Em 2021, a Alemanha comemora o aniversário de um artista especial: em maio, o lendário Joseph Beuys completaria 100 anos. Sobre o que tornava essa figura excêntrica e provocadora tão especial.

Quem o viu uma vez, não esquece sua imagem de novo tão depressa: a aparência de Joseph Beuys – colete de pescador, camisa branca, calça jeans e o obrigatório chapéu de feltro – está ancorada na memória coletiva do mundo da arte. Suas obras icônicas, suas ações e as lendas  em torno de sua pessoa – muitas vezes alimentadas por ele mesmo –, também.

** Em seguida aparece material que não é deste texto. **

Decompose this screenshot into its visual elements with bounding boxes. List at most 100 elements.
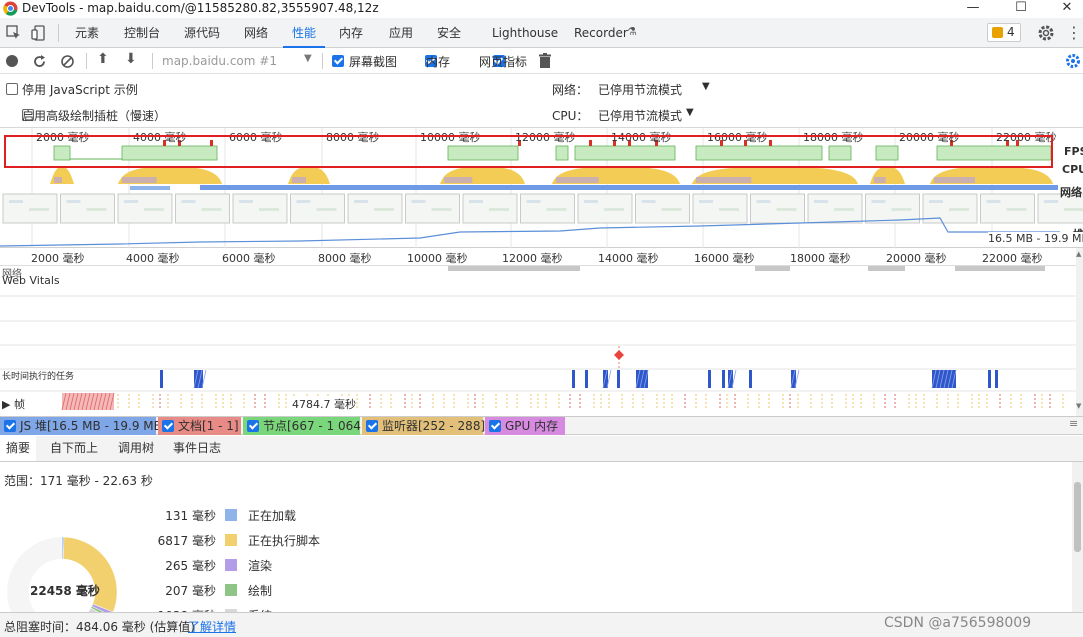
chrome-icon <box>3 1 18 16</box>
legend-checkbox[interactable] <box>247 420 259 432</box>
network-throttle-label: 网络： <box>552 83 589 97</box>
long-task[interactable] <box>585 370 588 388</box>
summary-label: 正在加载 <box>248 509 297 523</box>
performance-toolbar: ⬆ ⬇ map.baidu.com #1 ▼ 屏幕截图 内存 网页指标 <box>0 49 1083 74</box>
web-vitals-label: Web Vitals <box>2 274 60 287</box>
long-task[interactable] <box>722 370 725 388</box>
record-icon[interactable] <box>6 55 18 67</box>
screenshots-label: 屏幕截图 <box>349 55 398 69</box>
ruler-tick: 20000 毫秒 <box>886 252 947 265</box>
timeline-overview[interactable]: 2000 毫秒 4000 毫秒 6000 毫秒 8000 毫秒 10000 毫秒 1200… <box>0 128 1083 248</box>
cpu-rendering <box>934 177 975 183</box>
summary-pie-chart <box>6 536 118 612</box>
tab-2[interactable]: 源代码 <box>175 18 229 48</box>
disable-js-samples-checkbox[interactable] <box>6 83 18 95</box>
tab-6[interactable]: 应用 <box>380 18 422 48</box>
chevron-down-icon[interactable]: ▼ <box>686 107 694 118</box>
issues-badge[interactable]: 4 <box>987 23 1021 42</box>
tab-5[interactable]: 内存 <box>330 18 372 48</box>
legend-checkbox[interactable] <box>366 420 378 432</box>
legend-0[interactable]: JS 堆[16.5 MB - 19.9 MB] <box>0 417 167 435</box>
frames-track[interactable]: ▶ 帧 <box>2 396 25 412</box>
long-task[interactable] <box>160 370 163 388</box>
network-request <box>448 266 470 271</box>
network-throttle-select[interactable]: 已停用节流模式 <box>598 81 682 98</box>
details-tab-0[interactable]: 摘要 <box>0 436 37 461</box>
chevron-down-icon[interactable]: ▼ <box>702 81 710 92</box>
legend-label: 监听器[252 - 288] <box>382 419 486 433</box>
details-tab-3[interactable]: 事件日志 <box>167 436 227 461</box>
device-toolbar-icon[interactable] <box>30 24 48 42</box>
capture-settings-icon[interactable] <box>1065 53 1081 69</box>
chevron-down-icon[interactable]: ▼ <box>304 53 312 64</box>
long-task[interactable] <box>572 370 575 388</box>
screenshots-checkbox[interactable] <box>332 55 344 67</box>
learn-more-link[interactable]: 了解详情 <box>188 618 236 635</box>
tab-8[interactable]: Lighthouse <box>483 18 567 48</box>
cpu-rendering <box>54 177 62 183</box>
tab-1[interactable]: 控制台 <box>115 18 169 48</box>
warning-icon <box>992 27 1003 38</box>
close-button[interactable]: ✕ <box>1052 0 1082 18</box>
legend-3[interactable]: 监听器[252 - 288] <box>362 417 486 435</box>
tab-7[interactable]: 安全 <box>428 18 470 48</box>
more-menu-icon[interactable]: ⋮ <box>1066 23 1082 42</box>
long-task[interactable] <box>988 370 991 388</box>
minimize-button[interactable]: — <box>958 0 988 18</box>
long-task[interactable] <box>617 370 620 388</box>
disable-js-samples-label: 停用 JavaScript 示例 <box>22 83 138 97</box>
ruler-tick: 22000 毫秒 <box>982 252 1043 265</box>
cpu-throttle-select[interactable]: 已停用节流模式 <box>598 107 682 124</box>
summary-time: 207 毫秒 <box>165 584 216 598</box>
legend-checkbox[interactable] <box>162 420 174 432</box>
summary-scrollbar[interactable] <box>1072 462 1083 612</box>
legend-4[interactable]: GPU 内存 <box>485 417 565 435</box>
profile-select[interactable]: map.baidu.com #1 <box>162 54 277 68</box>
summary-row: 131 毫秒 正在加载 <box>130 507 430 529</box>
long-task[interactable] <box>749 370 752 388</box>
fps-highlight-box <box>4 135 1053 168</box>
total-blocking-time: 总阻塞时间：484.06 毫秒 (估算值) <box>4 620 195 634</box>
capture-settings-pane: 停用 JavaScript 示例 启用高级绘制插桩（慢速） 网络： 已停用节流模… <box>0 75 1083 128</box>
cpu-label: CPU <box>1062 163 1083 176</box>
timeline-ruler: 2000 毫秒 4000 毫秒 6000 毫秒 8000 毫秒 10000 毫秒 1200… <box>0 248 1083 266</box>
inspect-element-icon[interactable] <box>5 24 23 42</box>
long-task[interactable] <box>708 370 711 388</box>
tab-4[interactable]: 性能 <box>283 18 326 48</box>
summary-time: 131 毫秒 <box>165 509 216 523</box>
flame-chart-tracks[interactable]: 网络 Web Vitals 长时间执行的任务 ▶ 帧 4784.7 毫秒 <box>0 266 1076 418</box>
summary-swatch <box>225 584 237 596</box>
title-bar: DevTools - map.baidu.com/@11585280.82,35… <box>0 0 1083 18</box>
summary-row: 6817 毫秒 正在执行脚本 <box>130 532 430 554</box>
settings-gear-icon[interactable] <box>1037 24 1055 42</box>
upload-icon[interactable]: ⬆ <box>97 51 109 67</box>
trash-icon[interactable] <box>538 53 552 69</box>
heap-range: 16.5 MB - 19.9 MB <box>988 232 1083 245</box>
status-bar: 总阻塞时间：484.06 毫秒 (估算值) 了解详情 CSDN @a756598… <box>0 612 1083 637</box>
cpu-rendering <box>696 177 752 183</box>
legend-checkbox[interactable] <box>489 420 501 432</box>
tracks-scrollbar[interactable]: ▲ ▼ <box>1076 248 1083 416</box>
legend-1[interactable]: 文档[1 - 1] <box>158 417 241 435</box>
drag-handle-icon[interactable]: ≡ <box>1069 417 1078 430</box>
details-tab-1[interactable]: 自下而上 <box>44 436 104 461</box>
summary-row: 207 毫秒 绘制 <box>130 582 430 604</box>
summary-time: 265 毫秒 <box>165 559 216 573</box>
advanced-paint-label: 启用高级绘制插桩（慢速） <box>22 109 167 123</box>
cpu-rendering <box>556 177 599 183</box>
summary-swatch <box>225 559 237 571</box>
network-request <box>755 266 790 271</box>
legend-2[interactable]: 节点[667 - 1 064] <box>243 417 366 435</box>
details-tab-2[interactable]: 调用树 <box>112 436 160 461</box>
frames-label: 帧 <box>13 398 25 411</box>
legend-checkbox[interactable] <box>4 420 16 432</box>
maximize-button[interactable]: ☐ <box>1006 0 1036 18</box>
reload-record-icon[interactable] <box>32 54 47 69</box>
devtools-tab-bar: 元素 控制台 源代码 网络 性能 内存 应用 安全 Lighthouse Recorder ⚗ 4 … <box>0 18 1083 48</box>
tab-0[interactable]: 元素 <box>66 18 108 48</box>
download-icon[interactable]: ⬇ <box>125 51 137 67</box>
tab-3[interactable]: 网络 <box>235 18 277 48</box>
clear-icon[interactable] <box>60 54 75 69</box>
long-task[interactable] <box>995 370 998 388</box>
tab-9[interactable]: Recorder <box>565 18 637 48</box>
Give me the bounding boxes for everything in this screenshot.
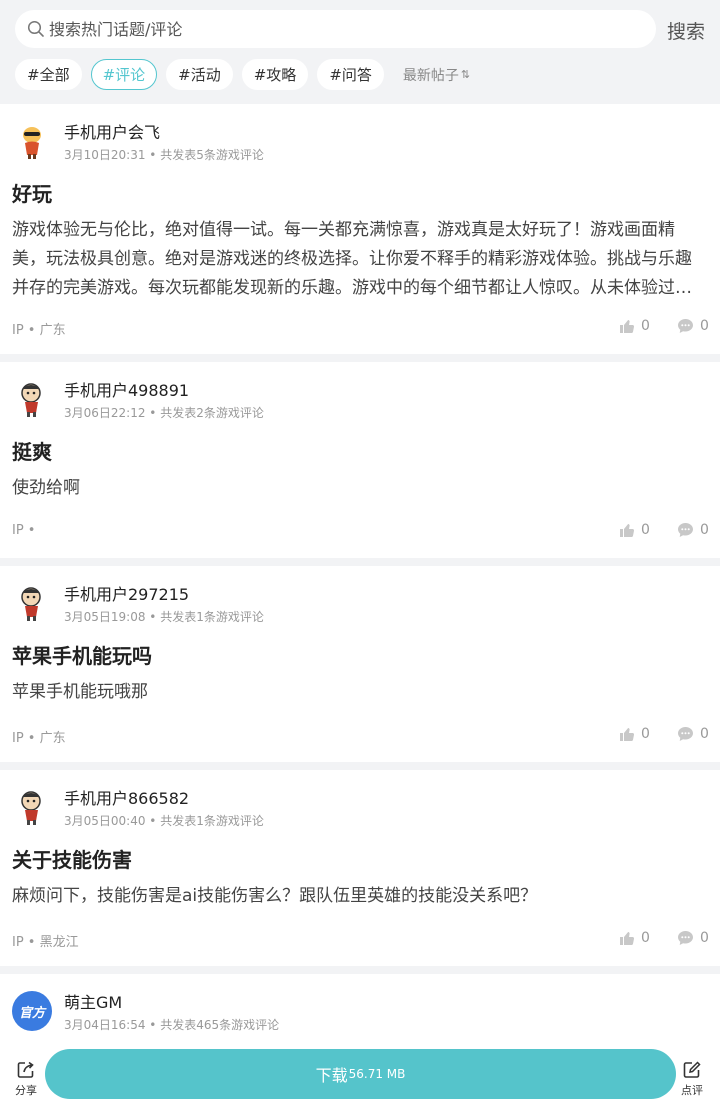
username[interactable]: 萌主GM bbox=[64, 989, 122, 1013]
comment-count: 0 bbox=[700, 318, 709, 334]
download-button[interactable]: 下载 56.71 MB bbox=[45, 1049, 676, 1099]
sort-label: 最新帖子 bbox=[402, 67, 459, 84]
comment-button[interactable]: 0 bbox=[677, 726, 709, 742]
comment-count: 0 bbox=[700, 726, 709, 742]
avatar[interactable] bbox=[12, 121, 52, 161]
tag-reviews[interactable]: #评论 bbox=[90, 59, 158, 90]
tag-guides[interactable]: #攻略 bbox=[241, 59, 309, 90]
post-meta: 3月06日22:12 • 共发表2条游戏评论 bbox=[64, 406, 264, 420]
thumbs-up-icon bbox=[620, 524, 635, 537]
character-avatar-icon bbox=[12, 379, 52, 419]
tag-filter-bar: #全部 #评论 #活动 #攻略 #问答 最新帖子 ⇅ bbox=[15, 59, 470, 90]
search-icon bbox=[27, 20, 44, 37]
comment-button[interactable]: 0 bbox=[677, 522, 709, 538]
thumbs-up-icon bbox=[620, 728, 635, 741]
post-title: 关于技能伤害 bbox=[12, 848, 132, 872]
post-card[interactable]: 手机用户498891 3月06日22:12 • 共发表2条游戏评论 挺爽 使劲给… bbox=[0, 362, 720, 558]
post-card[interactable]: 官方 萌主GM 3月04日16:54 • 共发表465条游戏评论 bbox=[0, 974, 720, 1044]
post-meta: 3月04日16:54 • 共发表465条游戏评论 bbox=[64, 1018, 280, 1032]
thumbs-up-icon bbox=[620, 320, 635, 333]
post-body: 游戏体验无与伦比，绝对值得一试。每一关都充满惊喜，游戏真是太好玩了！游戏画面精美… bbox=[12, 220, 692, 298]
character-avatar-icon bbox=[12, 787, 52, 827]
like-count: 0 bbox=[641, 522, 650, 538]
download-size: 56.71 MB bbox=[348, 1067, 406, 1081]
ip-location: IP • 广东 bbox=[12, 323, 66, 338]
username[interactable]: 手机用户866582 bbox=[64, 785, 189, 809]
tag-events[interactable]: #活动 bbox=[166, 59, 233, 90]
post-title: 苹果手机能玩吗 bbox=[12, 644, 152, 668]
character-avatar-icon bbox=[12, 583, 52, 623]
share-button[interactable]: 分享 bbox=[6, 1060, 46, 1098]
thumbs-up-icon bbox=[620, 932, 635, 945]
like-button[interactable]: 0 bbox=[619, 930, 650, 946]
post-meta: 3月05日19:08 • 共发表1条游戏评论 bbox=[64, 610, 264, 624]
like-button[interactable]: 0 bbox=[619, 318, 650, 334]
share-icon bbox=[17, 1061, 34, 1078]
avatar[interactable] bbox=[12, 379, 52, 419]
review-button[interactable]: 点评 bbox=[672, 1060, 712, 1098]
post-title: 挺爽 bbox=[12, 440, 52, 464]
comment-count: 0 bbox=[700, 930, 709, 946]
comment-button[interactable]: 0 bbox=[677, 930, 709, 946]
post-card[interactable]: 手机用户297215 3月05日19:08 • 共发表1条游戏评论 苹果手机能玩… bbox=[0, 566, 720, 762]
username[interactable]: 手机用户会飞 bbox=[64, 119, 160, 143]
like-count: 0 bbox=[641, 318, 650, 334]
ip-location: IP • 黑龙江 bbox=[12, 935, 79, 950]
edit-icon bbox=[683, 1061, 701, 1078]
comment-bubble-icon bbox=[678, 727, 693, 741]
post-meta: 3月05日00:40 • 共发表1条游戏评论 bbox=[64, 814, 264, 828]
sort-dropdown[interactable]: 最新帖子 ⇅ bbox=[403, 65, 470, 85]
character-avatar-icon bbox=[12, 121, 52, 161]
like-count: 0 bbox=[641, 726, 650, 742]
top-bar: 搜索 #全部 #评论 #活动 #攻略 #问答 最新帖子 ⇅ bbox=[0, 0, 720, 104]
tag-all[interactable]: #全部 bbox=[15, 59, 82, 90]
ip-location: IP • 广东 bbox=[12, 731, 66, 746]
post-body: 苹果手机能玩哦那 bbox=[12, 682, 148, 702]
search-box[interactable] bbox=[15, 10, 656, 48]
bottom-action-bar: 分享 下载 56.71 MB 点评 bbox=[0, 1040, 720, 1107]
share-label: 分享 bbox=[15, 1084, 37, 1097]
tag-qa[interactable]: #问答 bbox=[317, 59, 384, 90]
username[interactable]: 手机用户498891 bbox=[64, 377, 189, 401]
like-count: 0 bbox=[641, 930, 650, 946]
post-card[interactable]: 手机用户866582 3月05日00:40 • 共发表1条游戏评论 关于技能伤害… bbox=[0, 770, 720, 966]
like-button[interactable]: 0 bbox=[619, 726, 650, 742]
official-avatar[interactable]: 官方 bbox=[12, 991, 52, 1031]
avatar[interactable] bbox=[12, 583, 52, 623]
comment-bubble-icon bbox=[678, 523, 693, 537]
official-avatar-label: 官方 bbox=[18, 1005, 45, 1021]
ip-location: IP • bbox=[12, 523, 36, 538]
post-body: 使劲给啊 bbox=[12, 478, 80, 498]
post-body: 麻烦问下，技能伤害是ai技能伤害么？跟队伍里英雄的技能没关系吧？ bbox=[12, 886, 538, 906]
post-title: 好玩 bbox=[12, 182, 52, 206]
download-label: 下载 bbox=[315, 1066, 348, 1085]
comment-count: 0 bbox=[700, 522, 709, 538]
search-input[interactable] bbox=[49, 19, 609, 39]
search-button[interactable]: 搜索 bbox=[667, 17, 705, 44]
like-button[interactable]: 0 bbox=[619, 522, 650, 538]
sort-arrows-icon: ⇅ bbox=[460, 68, 471, 81]
comment-button[interactable]: 0 bbox=[677, 318, 709, 334]
review-label: 点评 bbox=[681, 1084, 703, 1097]
post-meta: 3月10日20:31 • 共发表5条游戏评论 bbox=[64, 148, 264, 162]
comment-bubble-icon bbox=[678, 931, 693, 945]
avatar[interactable] bbox=[12, 787, 52, 827]
post-card[interactable]: 手机用户会飞 3月10日20:31 • 共发表5条游戏评论 好玩 游戏体验无与伦… bbox=[0, 104, 720, 354]
comment-bubble-icon bbox=[678, 319, 693, 333]
username[interactable]: 手机用户297215 bbox=[64, 581, 189, 605]
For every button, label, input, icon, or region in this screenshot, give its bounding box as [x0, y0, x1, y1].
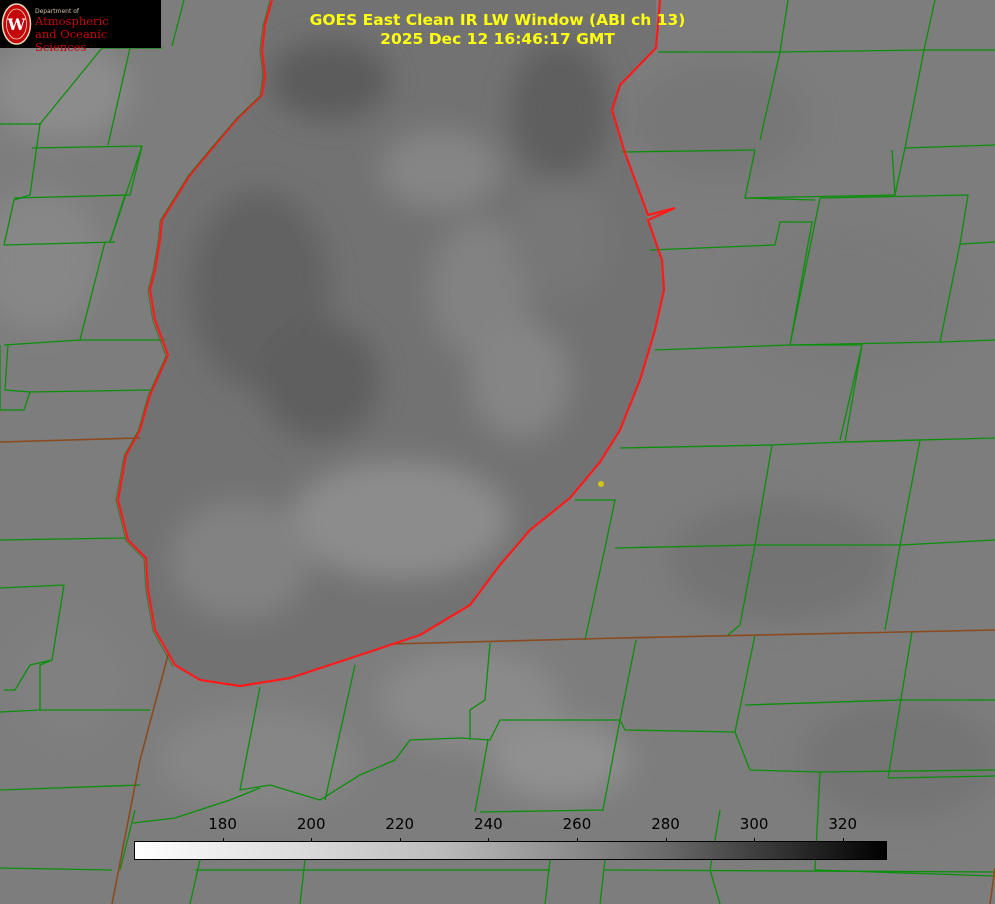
colorbar [134, 841, 887, 860]
colorbar-tick-label: 200 [296, 815, 326, 833]
colorbar-tick-label: 240 [474, 815, 503, 833]
colorbar-tick-label: 280 [651, 815, 680, 833]
location-marker [598, 481, 604, 487]
title-product: GOES East Clean IR LW Window (ABI ch 13) [309, 11, 686, 29]
colorbar-tick-label: 320 [828, 815, 858, 833]
satellite-image-viewer: W Department of Atmospheric and Oceanic … [0, 0, 995, 904]
colorbar-tick-label: 260 [562, 815, 592, 833]
title-timestamp: 2025 Dec 12 16:46:17 GMT [380, 30, 615, 48]
colorbar-tick-label: 180 [208, 815, 237, 833]
image-title: GOES East Clean IR LW Window (ABI ch 13)… [0, 11, 995, 49]
colorbar-tick-label: 220 [385, 815, 415, 833]
colorbar-tick-label: 300 [739, 815, 769, 833]
ir-satellite-map [0, 0, 995, 904]
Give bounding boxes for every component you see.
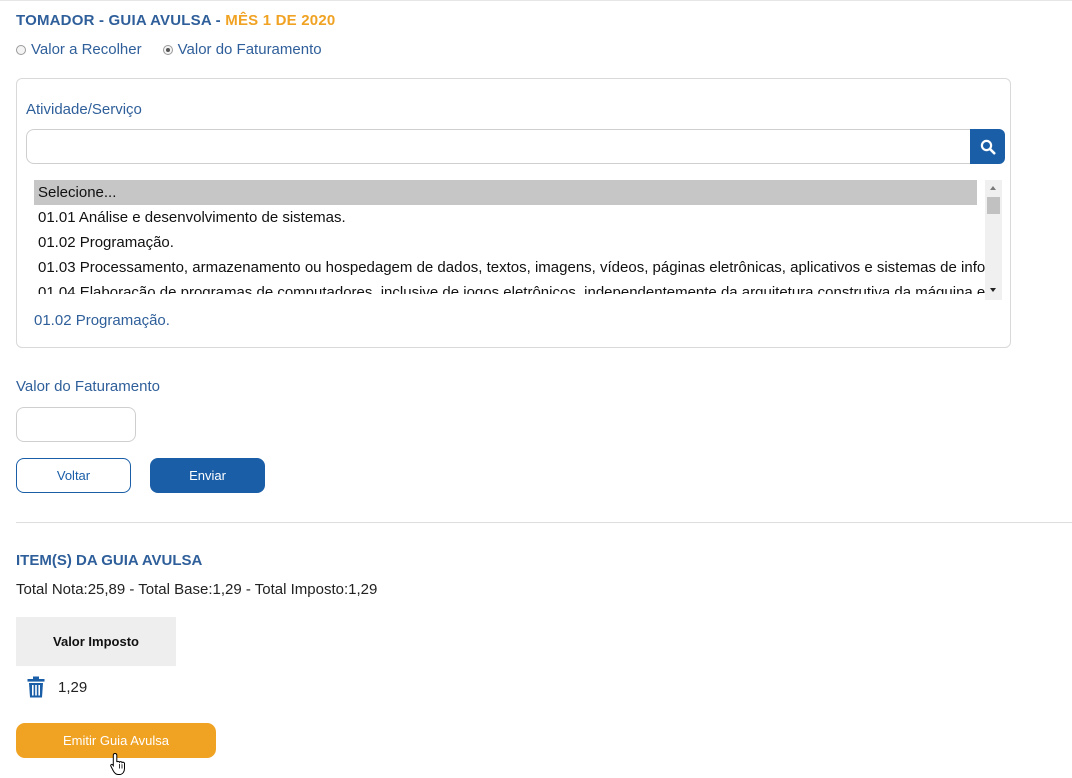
radio-label: Valor a Recolher xyxy=(31,41,142,58)
scrollbar-thumb[interactable] xyxy=(987,197,1000,214)
scroll-down-icon[interactable] xyxy=(990,288,996,292)
radio-label: Valor do Faturamento xyxy=(177,41,322,58)
selected-activity: 01.02 Programação. xyxy=(34,312,170,329)
table-row-value: 1,29 xyxy=(58,679,88,696)
trash-icon[interactable] xyxy=(27,676,45,698)
hand-cursor-icon xyxy=(110,752,125,775)
page-title: TOMADOR - GUIA AVULSA - MÊS 1 DE 2020 xyxy=(16,12,335,29)
billing-value-input[interactable] xyxy=(16,407,136,442)
radio-valor-do-faturamento[interactable]: Valor do Faturamento xyxy=(162,41,322,58)
list-item[interactable]: Selecione... xyxy=(34,180,977,205)
list-item[interactable]: 01.03 Processamento, armazenamento ou ho… xyxy=(34,255,988,280)
mode-radio-group: Valor a Recolher Valor do Faturamento xyxy=(16,41,343,58)
search-button[interactable] xyxy=(970,129,1005,164)
activity-label: Atividade/Serviço xyxy=(26,101,142,118)
activity-panel: Atividade/Serviço Selecione... 01.01 Aná… xyxy=(16,78,1011,348)
list-item[interactable]: 01.01 Análise e desenvolvimento de siste… xyxy=(34,205,988,230)
billing-label: Valor do Faturamento xyxy=(16,378,160,395)
activity-search-input[interactable] xyxy=(26,129,971,164)
send-button[interactable]: Enviar xyxy=(150,458,265,493)
list-item[interactable]: 01.02 Programação. xyxy=(34,230,988,255)
radio-valor-a-recolher[interactable]: Valor a Recolher xyxy=(16,41,142,58)
section-divider xyxy=(16,522,1072,523)
activity-search xyxy=(26,129,1005,164)
radio-button[interactable] xyxy=(16,44,26,55)
page-title-main: TOMADOR - GUIA AVULSA - xyxy=(16,12,221,29)
list-item[interactable]: 01.04 Elaboração de programas de computa… xyxy=(34,280,988,294)
back-button[interactable]: Voltar xyxy=(16,458,131,493)
scroll-up-icon[interactable] xyxy=(990,186,996,190)
activity-listbox[interactable]: Selecione... 01.01 Análise e desenvolvim… xyxy=(34,180,1002,300)
radio-button-checked[interactable] xyxy=(162,44,173,55)
listbox-scrollbar[interactable] xyxy=(985,180,1002,300)
totals-summary: Total Nota:25,89 - Total Base:1,29 - Tot… xyxy=(16,581,378,598)
column-header-valor-imposto: Valor Imposto xyxy=(16,617,176,666)
top-divider xyxy=(0,0,1072,1)
search-icon xyxy=(980,139,995,154)
page-title-month: MÊS 1 DE 2020 xyxy=(225,12,336,29)
items-section-title: ITEM(S) DA GUIA AVULSA xyxy=(16,552,203,569)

O artista nascido em Krefeld, na Renânia, em 1921, fez furor em meados do século passado, sobretudo ao ultrapassar as fronteiras dos gêneros válidas até então. Beuys era desenhista e escultor, artista conceitual e pensador político, filósofo da arte e espiritualista – e tanto sua obra quanto as citações e lemas que deixou refletem seu pensamento universalista. “Todo mundo é artista”, postulou Beuys, por exemplo, “tanto faz se é lixeiro, enfermeiro, médico, engenheiro ou agricultor”. Onde o ser humano desenvolve “suas habilidades”, está sendo artista – era a convicção de Beuys, que estudou na Academia de Arte de Düsseldorf, onde trabalhou posteriormente como professor. E completava de maneira provocadora: “Não digo que isso conduza mais à arte no caso da pintura do que no caso da engenharia mecânica”.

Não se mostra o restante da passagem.